To get a glimpse into the process of going from script to speech, I asked CereProc’s Director of Professional Services, Graham Leary, to answer some questions.
What are the fundamental steps of developing TTS technology?
1. Create a script- This can be generated from our data sources, freely available resources or text provided by CereProc's customers. It is important that the script is phonetically balanced, which means that is tries to include all the different variations of a language in the sentences. We strive to find suitable text that gives good phonetic coverage for a language and covers any additional domains or genres we wish to add.
2. Get a voice talent- At CereProc, we work with voice talents who can help us record over 10 hours of speech. This is essential as it forms the structure for our synthetic voice, and it provides the data to train our model. Consistency is key in this step; the recordings’ sound, volume and speech rate must be uniform throughout.
3. Language model- Each language we create a voice for has its own language model. Here, we input text that is then converted into phonetic representations. This basically involves the model taking the words, expanding them, and looking up all the words in a lexicon to extract or predict the pronunciations. This phonetic data is what the language model uses to synthesize the speech. Simultaneously, we make sure to process and optimize all the data during this step.

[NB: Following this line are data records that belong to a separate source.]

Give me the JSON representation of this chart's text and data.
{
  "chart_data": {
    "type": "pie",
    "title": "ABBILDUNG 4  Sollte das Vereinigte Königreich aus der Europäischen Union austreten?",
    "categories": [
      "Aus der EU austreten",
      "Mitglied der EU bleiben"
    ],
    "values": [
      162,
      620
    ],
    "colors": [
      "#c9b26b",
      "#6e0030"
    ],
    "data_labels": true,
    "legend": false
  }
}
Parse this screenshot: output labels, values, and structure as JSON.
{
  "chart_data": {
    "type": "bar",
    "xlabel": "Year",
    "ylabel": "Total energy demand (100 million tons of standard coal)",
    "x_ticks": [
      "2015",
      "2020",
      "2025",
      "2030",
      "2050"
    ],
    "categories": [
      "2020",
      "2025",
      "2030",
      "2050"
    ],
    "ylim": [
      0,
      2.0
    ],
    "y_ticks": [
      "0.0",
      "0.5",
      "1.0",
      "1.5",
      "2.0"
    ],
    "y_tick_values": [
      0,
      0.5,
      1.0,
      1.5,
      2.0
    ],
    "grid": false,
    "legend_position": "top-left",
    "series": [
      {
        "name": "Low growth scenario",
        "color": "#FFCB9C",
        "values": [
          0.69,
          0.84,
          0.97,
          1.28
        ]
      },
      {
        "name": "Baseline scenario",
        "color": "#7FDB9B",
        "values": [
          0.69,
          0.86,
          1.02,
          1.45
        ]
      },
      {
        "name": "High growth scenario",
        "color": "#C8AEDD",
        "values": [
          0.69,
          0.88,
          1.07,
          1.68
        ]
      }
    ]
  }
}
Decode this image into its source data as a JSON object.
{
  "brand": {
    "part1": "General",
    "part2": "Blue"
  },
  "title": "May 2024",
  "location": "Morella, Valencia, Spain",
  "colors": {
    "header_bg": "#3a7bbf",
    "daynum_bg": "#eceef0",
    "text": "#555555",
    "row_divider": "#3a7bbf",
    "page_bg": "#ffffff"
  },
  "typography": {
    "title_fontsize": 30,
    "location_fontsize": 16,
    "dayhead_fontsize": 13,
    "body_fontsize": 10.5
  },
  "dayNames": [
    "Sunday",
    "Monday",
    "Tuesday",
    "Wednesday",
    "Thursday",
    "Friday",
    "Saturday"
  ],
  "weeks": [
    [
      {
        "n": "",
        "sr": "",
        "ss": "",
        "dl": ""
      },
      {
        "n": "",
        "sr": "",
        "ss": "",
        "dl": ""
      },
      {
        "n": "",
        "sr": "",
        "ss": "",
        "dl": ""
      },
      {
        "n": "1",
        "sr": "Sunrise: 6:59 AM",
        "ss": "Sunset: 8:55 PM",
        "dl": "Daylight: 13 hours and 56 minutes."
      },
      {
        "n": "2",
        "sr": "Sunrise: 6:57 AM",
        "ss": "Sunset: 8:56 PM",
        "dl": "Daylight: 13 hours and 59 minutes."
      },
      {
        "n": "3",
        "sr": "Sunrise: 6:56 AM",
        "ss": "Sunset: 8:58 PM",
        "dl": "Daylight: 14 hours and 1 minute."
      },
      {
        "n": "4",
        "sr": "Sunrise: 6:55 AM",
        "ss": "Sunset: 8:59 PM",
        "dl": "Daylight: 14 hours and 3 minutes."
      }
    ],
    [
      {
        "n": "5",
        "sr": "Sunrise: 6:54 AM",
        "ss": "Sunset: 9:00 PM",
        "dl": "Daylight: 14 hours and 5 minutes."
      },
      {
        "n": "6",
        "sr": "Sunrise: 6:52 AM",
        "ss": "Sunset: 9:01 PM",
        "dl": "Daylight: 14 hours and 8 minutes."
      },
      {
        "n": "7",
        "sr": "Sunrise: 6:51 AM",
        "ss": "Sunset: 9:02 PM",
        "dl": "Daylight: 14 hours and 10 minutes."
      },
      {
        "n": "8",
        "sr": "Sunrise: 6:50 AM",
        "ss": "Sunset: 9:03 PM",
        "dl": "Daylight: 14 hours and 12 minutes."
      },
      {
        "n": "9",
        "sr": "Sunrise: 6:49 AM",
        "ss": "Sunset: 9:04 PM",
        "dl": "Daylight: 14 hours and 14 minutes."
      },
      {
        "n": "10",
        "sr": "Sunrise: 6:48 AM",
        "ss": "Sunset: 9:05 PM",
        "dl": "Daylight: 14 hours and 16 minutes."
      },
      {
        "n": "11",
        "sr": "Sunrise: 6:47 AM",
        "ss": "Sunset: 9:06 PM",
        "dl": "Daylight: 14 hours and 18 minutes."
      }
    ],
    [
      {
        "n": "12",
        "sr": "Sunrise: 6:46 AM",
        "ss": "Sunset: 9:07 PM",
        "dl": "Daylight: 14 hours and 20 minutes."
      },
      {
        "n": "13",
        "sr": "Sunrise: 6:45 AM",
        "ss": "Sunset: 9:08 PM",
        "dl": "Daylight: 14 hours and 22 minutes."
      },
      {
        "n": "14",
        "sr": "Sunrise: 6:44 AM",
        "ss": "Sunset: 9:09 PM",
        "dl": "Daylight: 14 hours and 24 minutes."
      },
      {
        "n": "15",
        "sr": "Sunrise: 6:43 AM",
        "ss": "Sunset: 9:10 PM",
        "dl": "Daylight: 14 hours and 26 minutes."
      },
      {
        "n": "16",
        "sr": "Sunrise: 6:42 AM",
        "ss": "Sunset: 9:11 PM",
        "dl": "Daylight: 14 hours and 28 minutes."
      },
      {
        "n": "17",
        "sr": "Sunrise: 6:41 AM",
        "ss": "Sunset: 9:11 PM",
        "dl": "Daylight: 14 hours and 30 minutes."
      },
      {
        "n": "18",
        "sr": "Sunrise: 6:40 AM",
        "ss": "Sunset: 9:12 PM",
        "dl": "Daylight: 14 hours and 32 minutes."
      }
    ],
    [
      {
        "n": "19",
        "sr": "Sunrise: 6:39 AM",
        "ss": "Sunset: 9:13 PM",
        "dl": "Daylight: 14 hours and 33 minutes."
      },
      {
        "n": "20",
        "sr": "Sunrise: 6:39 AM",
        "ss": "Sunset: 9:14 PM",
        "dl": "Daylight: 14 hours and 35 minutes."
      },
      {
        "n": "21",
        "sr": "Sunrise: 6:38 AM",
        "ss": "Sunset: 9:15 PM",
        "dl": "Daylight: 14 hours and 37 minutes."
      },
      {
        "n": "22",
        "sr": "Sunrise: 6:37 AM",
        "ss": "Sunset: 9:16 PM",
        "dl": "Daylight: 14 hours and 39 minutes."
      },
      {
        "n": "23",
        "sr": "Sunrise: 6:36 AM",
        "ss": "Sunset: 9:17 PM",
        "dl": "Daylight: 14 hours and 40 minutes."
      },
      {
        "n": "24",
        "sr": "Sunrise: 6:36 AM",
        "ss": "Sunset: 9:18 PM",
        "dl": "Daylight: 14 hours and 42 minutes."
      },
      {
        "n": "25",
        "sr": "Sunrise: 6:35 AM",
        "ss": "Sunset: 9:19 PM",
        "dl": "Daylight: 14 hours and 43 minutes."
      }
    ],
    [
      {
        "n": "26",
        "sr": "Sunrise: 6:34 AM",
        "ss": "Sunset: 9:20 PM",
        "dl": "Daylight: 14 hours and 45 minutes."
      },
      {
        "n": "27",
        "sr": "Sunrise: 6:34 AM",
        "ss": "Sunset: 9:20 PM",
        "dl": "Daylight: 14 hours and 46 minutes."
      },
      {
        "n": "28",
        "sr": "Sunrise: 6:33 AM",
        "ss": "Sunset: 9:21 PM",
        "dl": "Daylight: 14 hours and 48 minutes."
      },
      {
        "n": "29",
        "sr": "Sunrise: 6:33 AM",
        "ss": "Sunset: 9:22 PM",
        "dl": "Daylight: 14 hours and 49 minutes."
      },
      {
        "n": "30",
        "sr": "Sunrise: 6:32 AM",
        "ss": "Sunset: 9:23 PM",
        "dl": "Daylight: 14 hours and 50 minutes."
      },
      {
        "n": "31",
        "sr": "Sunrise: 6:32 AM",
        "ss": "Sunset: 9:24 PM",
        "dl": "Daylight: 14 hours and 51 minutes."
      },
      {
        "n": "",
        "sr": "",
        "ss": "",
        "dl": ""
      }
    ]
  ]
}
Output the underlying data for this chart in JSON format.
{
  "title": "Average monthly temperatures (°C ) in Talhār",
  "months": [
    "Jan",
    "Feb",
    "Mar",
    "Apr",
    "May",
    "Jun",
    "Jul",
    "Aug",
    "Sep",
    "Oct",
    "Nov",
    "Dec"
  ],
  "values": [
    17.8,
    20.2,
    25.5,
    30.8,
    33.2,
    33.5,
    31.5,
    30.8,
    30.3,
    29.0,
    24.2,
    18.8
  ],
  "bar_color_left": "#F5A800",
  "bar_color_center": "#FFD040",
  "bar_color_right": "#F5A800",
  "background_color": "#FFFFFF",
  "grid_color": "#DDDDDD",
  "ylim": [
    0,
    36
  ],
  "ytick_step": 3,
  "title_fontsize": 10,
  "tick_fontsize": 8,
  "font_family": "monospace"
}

4. Build the voice- With the script, recordings and language model, we can actually start building the voice. At CereProc we can build two different types of synthesis voice. The most advanced are CereWave AI voices which uses DNNs to create an AI model of the speaker’s voice. This involves learning the patterns of the speaker’s speech and reproducing their speech when synthesizing text. We can also build older-style unit selection voices, in which the output consists of tiny fragments of the original voice recordings.
5. Ready for launch! When the product is finalized and has undergone quality controls, it is launched and made available on all platforms listed on cereproc.com.
These are the five essential steps of creating a synthetic voice. However, my questions did not stop here. I was curious to know more about the challenges that developers encounter during this extensive process.
So, what are the main challenges when it comes to training an AI model to understand natural language?
One significant challenge is voice adaptation, which involves using models to enhance the sound of the voice while retaining the character of the main speaker's voice. This often requires input from other speakers' data to maintain consistency. Another issue is that with a small amount of data, creating a good-sounding voice can result in a loss of character, making the voice sound more generic and robotic.
What about when it comes to capturing different nuances of language?
This is an interesting question. Capturing the nuances of jokes and irony is difficult when building a synthetic voice. Timing is crucial here and it is something that we humans have learned naturally since we started talking. Some methods can be used to help reproduce these subtleties such as vocal puppetry. In vocal puppetry, a human provides the template for the speech, and the synthesized voices follow.
Finally, why is CereProc in the forefront of developing TTS?
Well, first of all, CereProc is a research-led company, constantly pushing the boundaries of science and technology. Our commitment to innovation ensures that we are always advancing our capabilities. Additionally, we place a strong emphasis on creating high-quality products and consistently work to implement improvements across our entire product range. This dedication to research and quality sets us apart in the field of text-to-speech development.
This article has taken us through the five essential steps of building synthetic speech. From crafting balanced scripts to hiring talented voice actors, the creation of synthetic voices truly blends technology with artistry. In this landscape, CereProc stands out for its commitment to innovation and continually pushing text-to-speech boundaries.